AdvaMed unveils its 2015 Innovation Agenda, proposes automatic Medicare coverage of device clinical trials

AdvaMed CEO Stephen Ubl

AdvaMed CEO Stephen Ubl said the med tech innovation ecosystem is "fraying" at a news conference unveiling the trade association's 2015 Innovation Agenda to fix the ills of the industry.

The agenda has five pillars: Improving FDA's regulatory processes, restructuring Medicare coverage and payment processes, reforming the U.S. tax system, improving access to international markets and supporting a strong R&D infrastructure.

Of particular interest was a proposal to provide automatic Medicare coverage for FDA-approved medical device trials. Ubl said the current process followed by the federal Centers for Medicare & Medicaid for reimbursing those trials is unnecessary because the agency almost always decides to support them in the end.

Automatic coverage would bring medical device trials into parity with the payment systems for drug trials, AdvaMed said.

The proposal to provide Medicare coverage for device trials will be a part of the comprehensive 21st Century Cures initiative to overhaul the government's regulation of the life science industry, Ubl said. Republicans in Congress hope to pass the bill by the end of the year.

The focus on reimbursement highlights the changing concerns of the industry. Under the tenure of FDA commissioner Margaret Hamburg (who's leaving the post soon), the industry's relationship with the FDA has improved, but tighter reimbursement and new payment models in the post-Obamacare world are squeezing medical device companies.

For example, Ubl complained that CMS often provides reimbursement for a narrower range of conditions than a devices FDA-approved indication for use.

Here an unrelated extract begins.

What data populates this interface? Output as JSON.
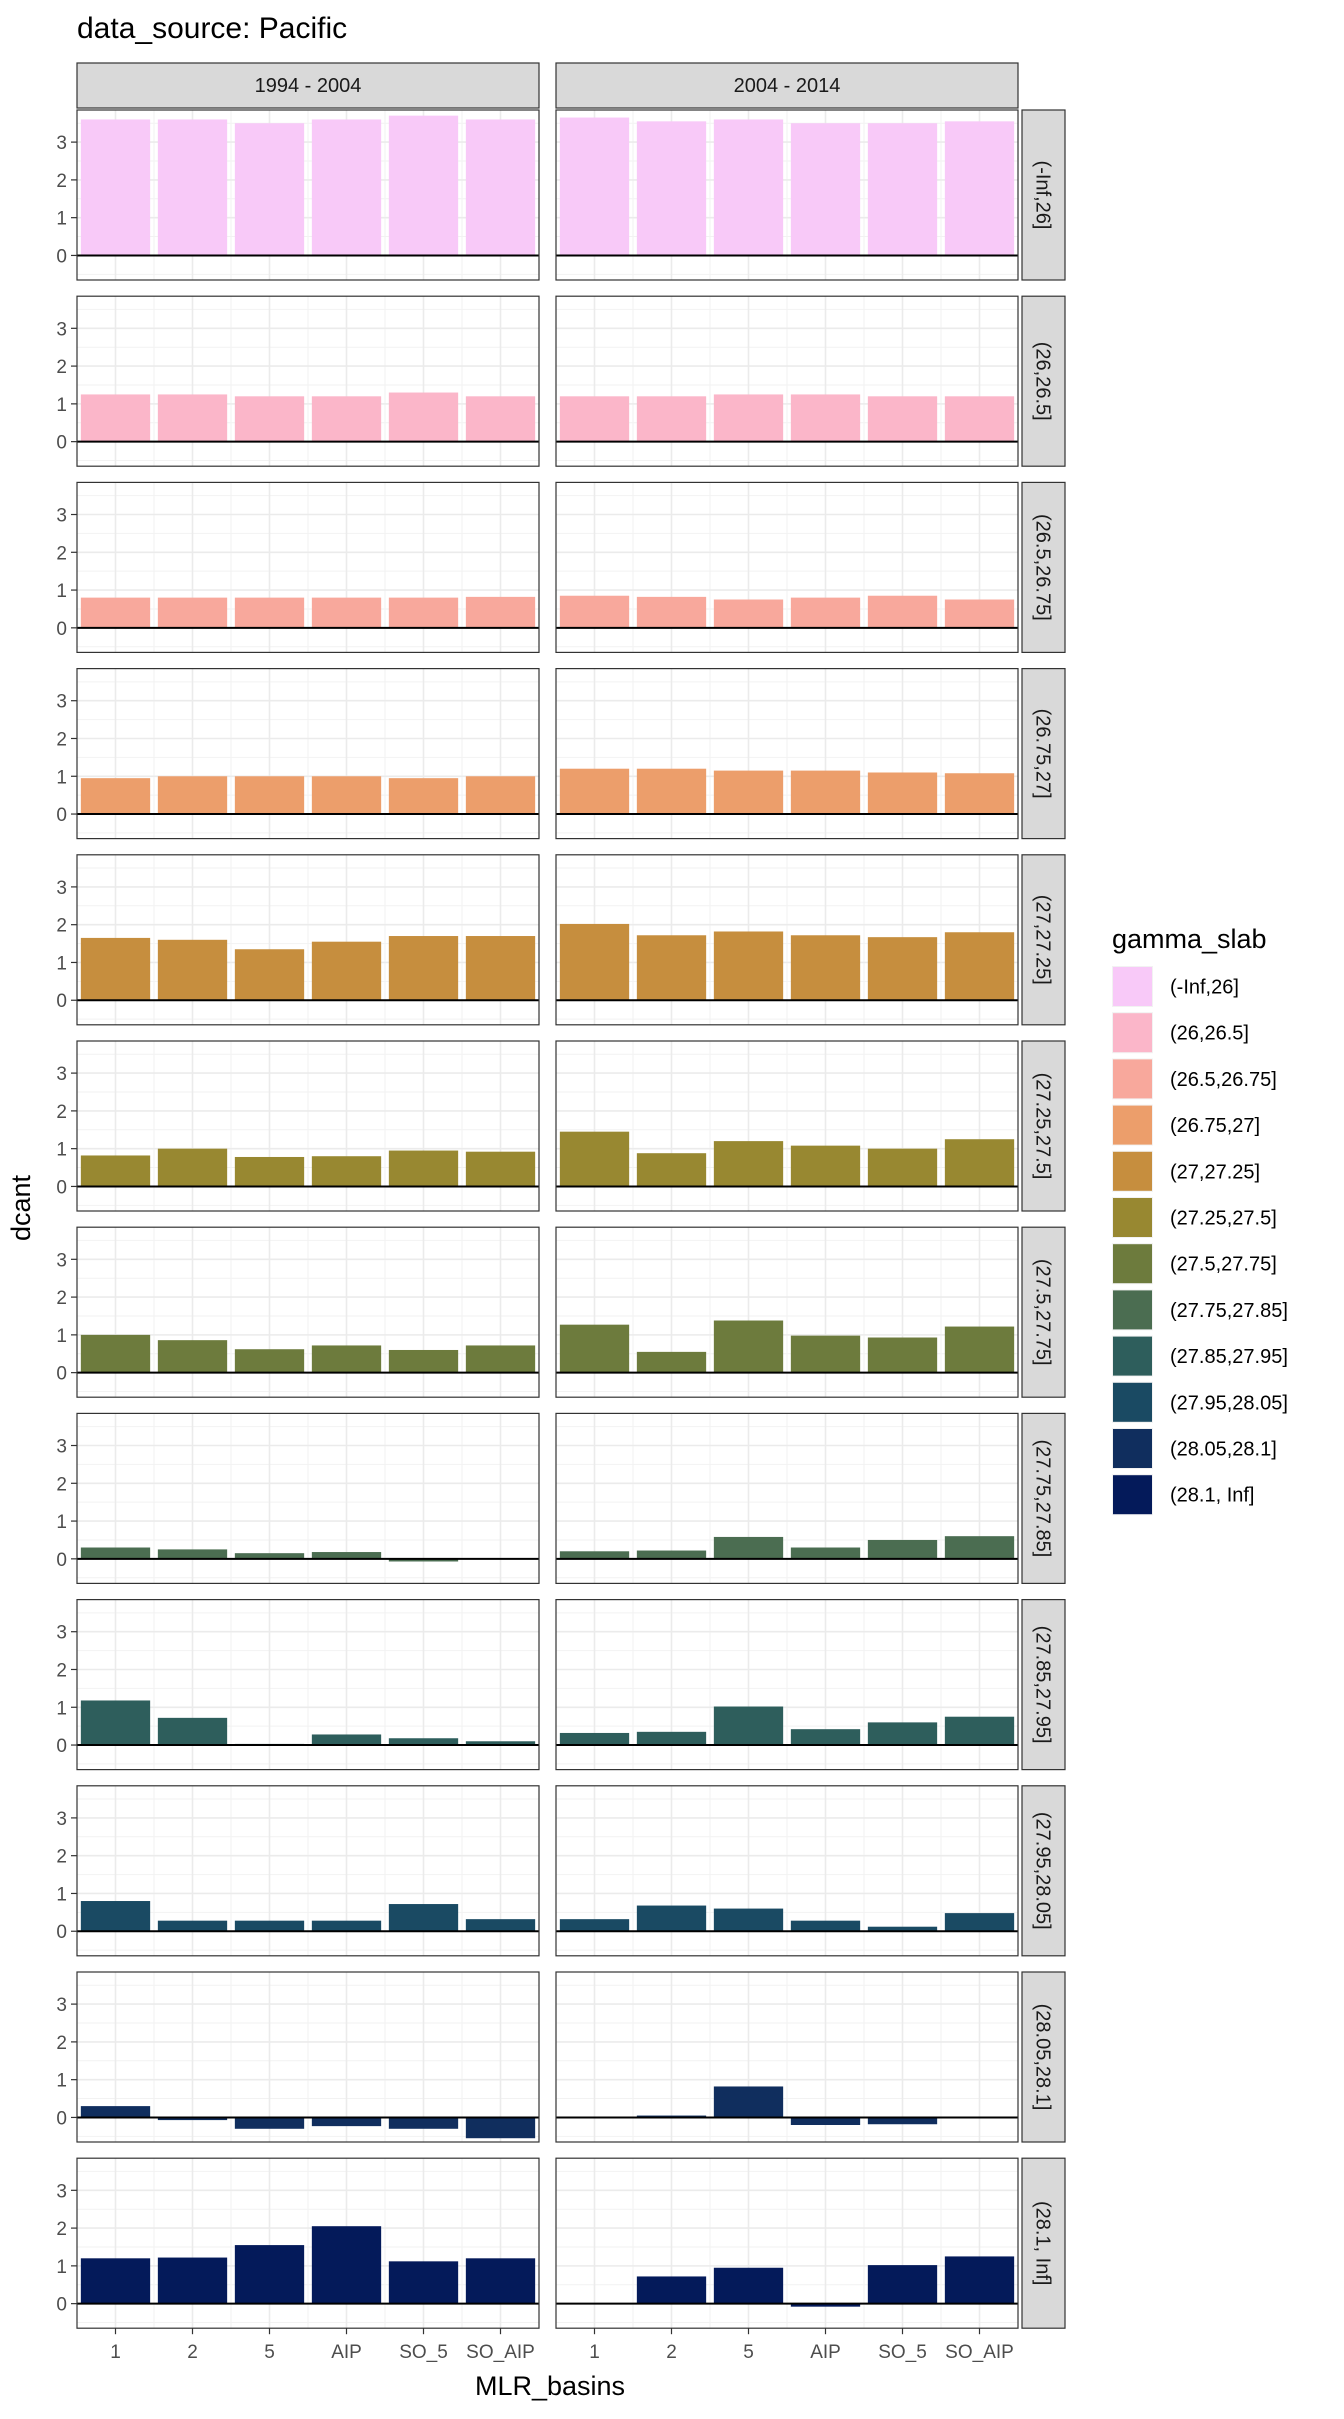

In addition, Ubl said that in order to cut the gap between approval times of devices in the U.S. and Europe, which can be multiple years, more early-stage clinical trials must be conducted in the country.

The head of the FDA's device arm (CRDH) Jeffrey Shuren has acknowledged that most device clinical trials are conducted abroad, and made changing that one of his priorities. "FDA's new leadership is clearly not satisfied with where we are now and neither are we," Ubl said.

In a wide-ranging speech, Ubl also mentioned repealing the medical device tax as a priority, calling it a "tax on medical progress," and cited an AdvaMed survey of member companies that found it has cost 39,000 med tech jobs.

Paying for the repeal of the device tax is a big stumbling block to an idea that has bipartisan support. Ubl said "it may or may not require an offset" and hopes that the industry's "champions" in Congress could find a pay-for it were needed.

Many of AdvaMed's legislative goals are staked to the passage of the 21st Century Cures initiative, including the development of a "breakthrough pathway" for faster approval of some medical devices. The legislative proposal builds on the FDA's proposed Expedited Access Pathway, which is currently a draft guidance, AdvaMed said.

Finally, on the diagnostics side, Ubl praised President Obama's "precision medicine" initiative to fund genomic testing of 1 million Americans. That too is slated to be enacted in the 21st Century Cures initiative.

While Republicans agree with AdvaMed on most issues, some have said they disapprove of FDA's plans to regulate lab-developed tests, an initiative that the trade association supports.

Andrew Fish, the president of AdvaMed's AdvaMedDx device arm, said that there is a "placeholder" for the part of the Cures initiative addressing that issue, but said he's confident that the FDA's plans to step up its oversight of LDTs will proceed.